- ААААААА! Кааар! Хочешь ясности - получи, - Ворон стал полностью виден, он сиял в темноте.
- О, Великий Один, я именую этого человека Фалько, свободным Соколом. Прошу тебя, дать законную силу моему решению. Пусть он пройдет урок ясности среди вечной войны. Пусть осознает свои крылья среди ползающих улиток. И да настигнет его страсть моего брата Мунина! И когда мы сядем на плечи твои, о великий Один, пусть возвратится этот человек с вечной войны для справедливой битвы в Мирграде. Смотри, Фалько, смотри, Дэнис, - ты уже на вечной войне!
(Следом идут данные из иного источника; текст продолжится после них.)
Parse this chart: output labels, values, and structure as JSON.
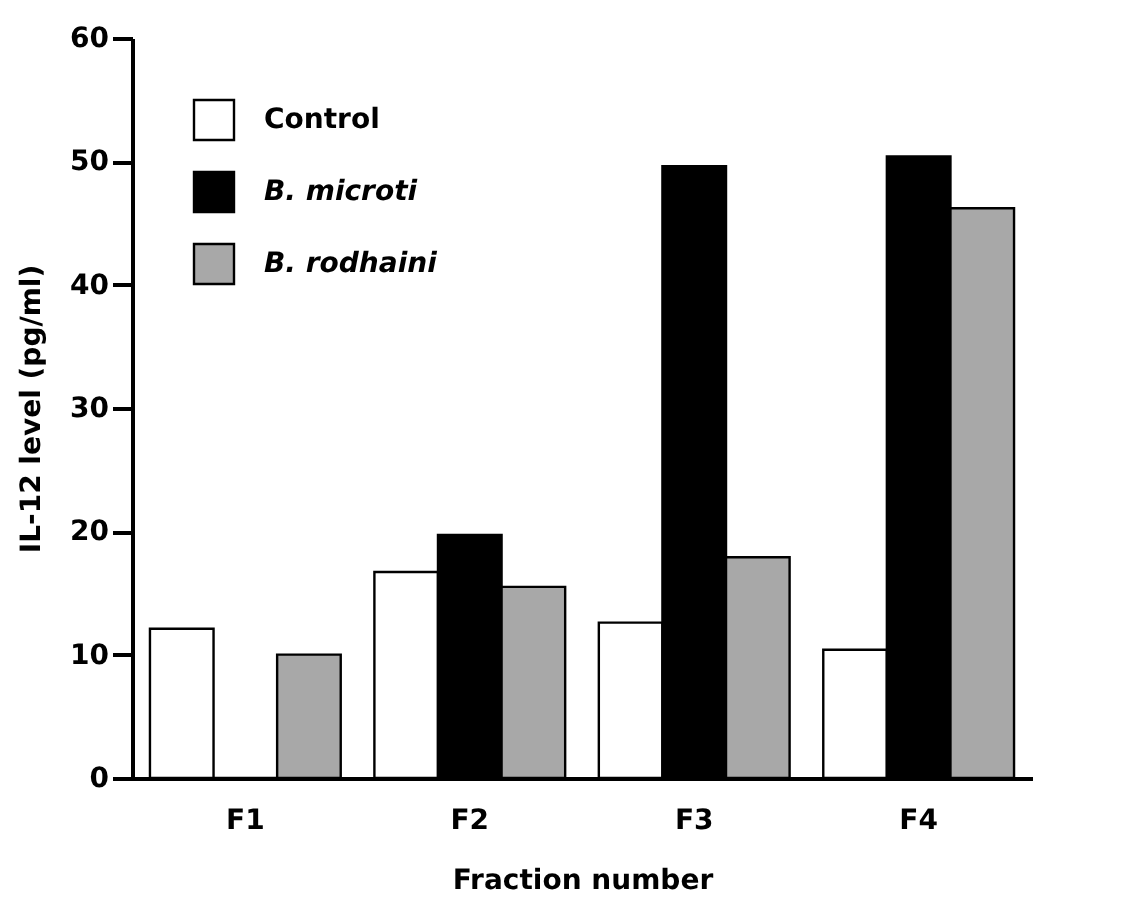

Я увидел серое небо с розовой полосой восходящего солнца. Передо мной простиралось поле боя. Огромные улитки, облаченные в золотые латы шли стеной на улиток, одетых в серебряные доспехи. Они сталкивались грудью в самом центре сражения и безжалостно уничтожали друг друга. Предельная ясность вечной войны без интриги и договора, без подлости и предательства -только смерть и битва. Я шел в задних рядах и рвался вперед, туда, где враг, к которому у меня нет ненависти, а только уважение за подаренную возможность прожить свой последний бой без сомнений и сожалений. Я слышал удар чужой брони о свою грудь, холодная волна накрыла меня, боль и радость освобождения от тяжелого тела и амуниции воины ясности сменились желанием познать всю полноту сомнений.
Я расправил крылья и полетел…. Я уже готов клевать новую добычу, вкус сена слишком трусливый, мертвечина не будет больше питать мое тело.
Глава 14
Лучше всего я себя чувствовал среди книг. Они были моими личными собеседниками, они открывали мне множество тайн бытия и никогда не оставляли меня в одиночестве. Они утешали меня словом и формировали мое мышление особым образом. Книги дали мне понимание относительности любых убеждений и представлений.
Библиотека русской колонии Бейрута начала свою жизнь после первой мировой войны, когда лидеры православной общины Ливана убедили представителей французского мандата поощрять эмиграцию специалистов из бывшей Российской империи. Это была особая волна эмиграции. Это не были князья-таксисты или дворянки-белошвейки. Это были инженеры, технологи и картографы. Этот пласт образованных и интеллигентных людей создал сообщество "белых воротничков", которые помогали развитию Ливана со всей широтой русской души. Ливанцы улыбались, глядя на имущество русских, с которым они прибывали в Бейрут. Минимум 12 ящиков с книгами на каждую семью.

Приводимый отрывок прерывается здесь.